True, I haven't made my decision. I could very well choose to go with the money as it could really help me right now. But do I really need it? I don't think so. The pay cut I'm taking is only $1+ an hour which isn't all that bad. And the drive would be considerably shorter. So that's a benefit in its own right.

But then the money would help get me out of debt a lot faster and the job really is easy. But it's such a rinky-dink set up. They haven't gotten anything truly stable yet as it's a new product. So we have to deal with seriously pissed off customers, field technicians who electrocute themselves because, gods love 'em, they were only born with half a brain, and lower level techs who are too afraid to try anything because they don't want to screw up and have the customers yell at them.

The decision is harder than I had ever realized. I would start with Alltel November 5th so I have until then to make a decision. I mean, I don't even know what it's going to be like at Alltel. I can only hope it'll be like Verizon. While VZW had its drawbacks, it was a stable company with a lot of room to grow. I made it to supervisor there. I'm just not sure. Maybe it'll be worse. I wish I had a crystal ball. Not to see how things would come out, but to get lottery numbers so I could just throw this whole decision out the window and live in a giant mansion on a lake somewhere in Ireland. Eh, a man can dream.

And now, Email sig of the day, courtesy of WWdN: "Always be yourself. Unless you suck."

Tuesday, October 2, 2007

At work...

Well, I'm almost completely moved out of my apartment. Just some minor clean up work left before I sever such a tie. That was my first apartment in AZ so it's a kind of an odd and sad feeling. Lots of memories in that apartment. Lots to look back on.

On the plus, I'm getting situated at my house though the lack of any real TV sucks ass. The girls are moved in so my roommate's cat has been eyeballing them. I'm not worried, though. If she somehow manages to actually turn the knob and open the door, the girls will give her what fer.

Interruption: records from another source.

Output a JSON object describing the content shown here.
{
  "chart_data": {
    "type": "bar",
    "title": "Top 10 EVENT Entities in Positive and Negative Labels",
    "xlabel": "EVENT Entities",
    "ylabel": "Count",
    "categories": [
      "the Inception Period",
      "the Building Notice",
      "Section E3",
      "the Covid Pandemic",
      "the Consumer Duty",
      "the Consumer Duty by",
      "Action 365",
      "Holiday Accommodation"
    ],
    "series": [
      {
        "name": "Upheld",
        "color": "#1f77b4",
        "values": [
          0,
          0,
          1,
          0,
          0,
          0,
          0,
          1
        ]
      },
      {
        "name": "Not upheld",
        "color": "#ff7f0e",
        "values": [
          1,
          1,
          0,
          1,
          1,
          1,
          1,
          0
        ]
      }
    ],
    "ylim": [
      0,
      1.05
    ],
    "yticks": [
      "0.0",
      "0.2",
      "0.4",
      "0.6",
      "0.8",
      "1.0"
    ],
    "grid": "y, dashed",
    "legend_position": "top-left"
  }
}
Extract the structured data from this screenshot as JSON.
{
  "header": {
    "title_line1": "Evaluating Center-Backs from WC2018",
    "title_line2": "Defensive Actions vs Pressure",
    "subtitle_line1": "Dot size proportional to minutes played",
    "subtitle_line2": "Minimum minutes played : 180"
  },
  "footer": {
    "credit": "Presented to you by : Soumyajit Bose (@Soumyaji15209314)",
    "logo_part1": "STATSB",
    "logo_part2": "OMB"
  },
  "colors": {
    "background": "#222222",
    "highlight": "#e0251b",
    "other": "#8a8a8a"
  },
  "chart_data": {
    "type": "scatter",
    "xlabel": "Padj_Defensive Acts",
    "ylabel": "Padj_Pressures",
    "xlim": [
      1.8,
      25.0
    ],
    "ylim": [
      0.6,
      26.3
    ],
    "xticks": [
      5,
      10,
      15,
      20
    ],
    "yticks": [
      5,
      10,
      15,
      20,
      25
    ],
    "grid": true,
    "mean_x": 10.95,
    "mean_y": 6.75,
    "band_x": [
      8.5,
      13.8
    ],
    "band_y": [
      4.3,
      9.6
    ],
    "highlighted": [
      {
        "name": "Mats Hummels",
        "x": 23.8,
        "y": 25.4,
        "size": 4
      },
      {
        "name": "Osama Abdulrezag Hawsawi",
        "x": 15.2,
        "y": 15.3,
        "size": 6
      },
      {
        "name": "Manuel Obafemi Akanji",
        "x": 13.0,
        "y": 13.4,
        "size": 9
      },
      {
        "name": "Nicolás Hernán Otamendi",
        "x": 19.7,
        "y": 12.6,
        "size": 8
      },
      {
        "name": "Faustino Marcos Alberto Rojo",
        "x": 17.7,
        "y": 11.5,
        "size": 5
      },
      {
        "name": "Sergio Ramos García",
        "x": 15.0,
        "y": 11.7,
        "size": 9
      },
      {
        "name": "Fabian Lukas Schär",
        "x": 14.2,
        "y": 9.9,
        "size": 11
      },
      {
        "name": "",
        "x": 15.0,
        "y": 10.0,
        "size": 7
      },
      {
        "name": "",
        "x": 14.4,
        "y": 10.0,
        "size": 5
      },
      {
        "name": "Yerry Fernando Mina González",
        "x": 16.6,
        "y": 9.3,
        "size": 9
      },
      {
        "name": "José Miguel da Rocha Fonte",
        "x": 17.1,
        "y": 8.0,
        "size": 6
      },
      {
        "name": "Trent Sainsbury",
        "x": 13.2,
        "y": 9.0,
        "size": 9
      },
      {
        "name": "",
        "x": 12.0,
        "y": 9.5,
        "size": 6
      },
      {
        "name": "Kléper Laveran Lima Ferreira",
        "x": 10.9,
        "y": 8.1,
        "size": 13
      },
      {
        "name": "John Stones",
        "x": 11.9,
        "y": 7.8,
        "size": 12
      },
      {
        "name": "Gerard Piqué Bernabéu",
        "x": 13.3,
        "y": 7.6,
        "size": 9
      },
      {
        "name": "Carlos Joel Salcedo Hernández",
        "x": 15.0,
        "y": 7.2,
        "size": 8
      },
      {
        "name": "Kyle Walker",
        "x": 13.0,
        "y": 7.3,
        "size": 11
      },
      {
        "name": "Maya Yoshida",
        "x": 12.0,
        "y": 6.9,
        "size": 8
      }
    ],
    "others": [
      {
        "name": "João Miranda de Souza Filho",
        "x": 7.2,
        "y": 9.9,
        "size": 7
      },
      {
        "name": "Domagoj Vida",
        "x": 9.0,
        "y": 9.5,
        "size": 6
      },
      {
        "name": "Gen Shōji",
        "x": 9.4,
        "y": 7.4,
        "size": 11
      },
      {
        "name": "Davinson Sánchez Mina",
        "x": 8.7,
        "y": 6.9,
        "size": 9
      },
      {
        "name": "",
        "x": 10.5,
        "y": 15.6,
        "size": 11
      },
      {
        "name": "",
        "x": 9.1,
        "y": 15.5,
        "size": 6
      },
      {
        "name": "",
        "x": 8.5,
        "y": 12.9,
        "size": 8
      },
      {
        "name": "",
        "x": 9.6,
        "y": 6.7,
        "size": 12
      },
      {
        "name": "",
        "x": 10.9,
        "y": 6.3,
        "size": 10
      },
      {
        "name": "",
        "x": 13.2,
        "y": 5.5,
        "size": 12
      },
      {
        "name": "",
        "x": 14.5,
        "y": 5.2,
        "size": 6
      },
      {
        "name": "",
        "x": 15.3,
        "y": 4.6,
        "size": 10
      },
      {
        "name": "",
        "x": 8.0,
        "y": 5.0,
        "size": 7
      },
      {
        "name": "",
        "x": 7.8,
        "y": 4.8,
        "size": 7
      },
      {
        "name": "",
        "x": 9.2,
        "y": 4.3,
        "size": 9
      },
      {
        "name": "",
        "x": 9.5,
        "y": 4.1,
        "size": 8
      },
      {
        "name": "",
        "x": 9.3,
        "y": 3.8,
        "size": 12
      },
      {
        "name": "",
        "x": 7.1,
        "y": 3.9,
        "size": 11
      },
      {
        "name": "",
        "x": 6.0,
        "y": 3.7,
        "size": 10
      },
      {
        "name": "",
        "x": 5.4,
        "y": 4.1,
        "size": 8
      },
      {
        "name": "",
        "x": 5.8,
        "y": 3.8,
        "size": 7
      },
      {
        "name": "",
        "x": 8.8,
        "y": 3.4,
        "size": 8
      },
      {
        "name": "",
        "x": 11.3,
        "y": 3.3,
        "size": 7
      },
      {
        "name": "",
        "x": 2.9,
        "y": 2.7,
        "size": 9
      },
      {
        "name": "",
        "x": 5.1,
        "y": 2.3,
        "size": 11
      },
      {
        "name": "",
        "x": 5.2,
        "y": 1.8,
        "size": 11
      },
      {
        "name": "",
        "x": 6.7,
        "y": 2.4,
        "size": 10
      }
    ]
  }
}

I have to really thank Dawnee for giving me the opportunity to live in a house for the first time in 17 years. It's an odd feeling knowing that there isn't someone on the other side of the wall. Not to mention that I really needed a new living situation as my finances were really beating me to hell.

I've been stressing about my own life lately. Ever since I got fired from VZW, things have been unstable and I hate instability. I feel like I've lost any semblance of control. Job hopping from GoDaddy to AT&T and now Alltel in November. I feel like a loser. I don't job hop. I'm supposed to be the stable, hard-working one. It's aggravating.

I know things will get better. It just seems kind of overwhelming right now.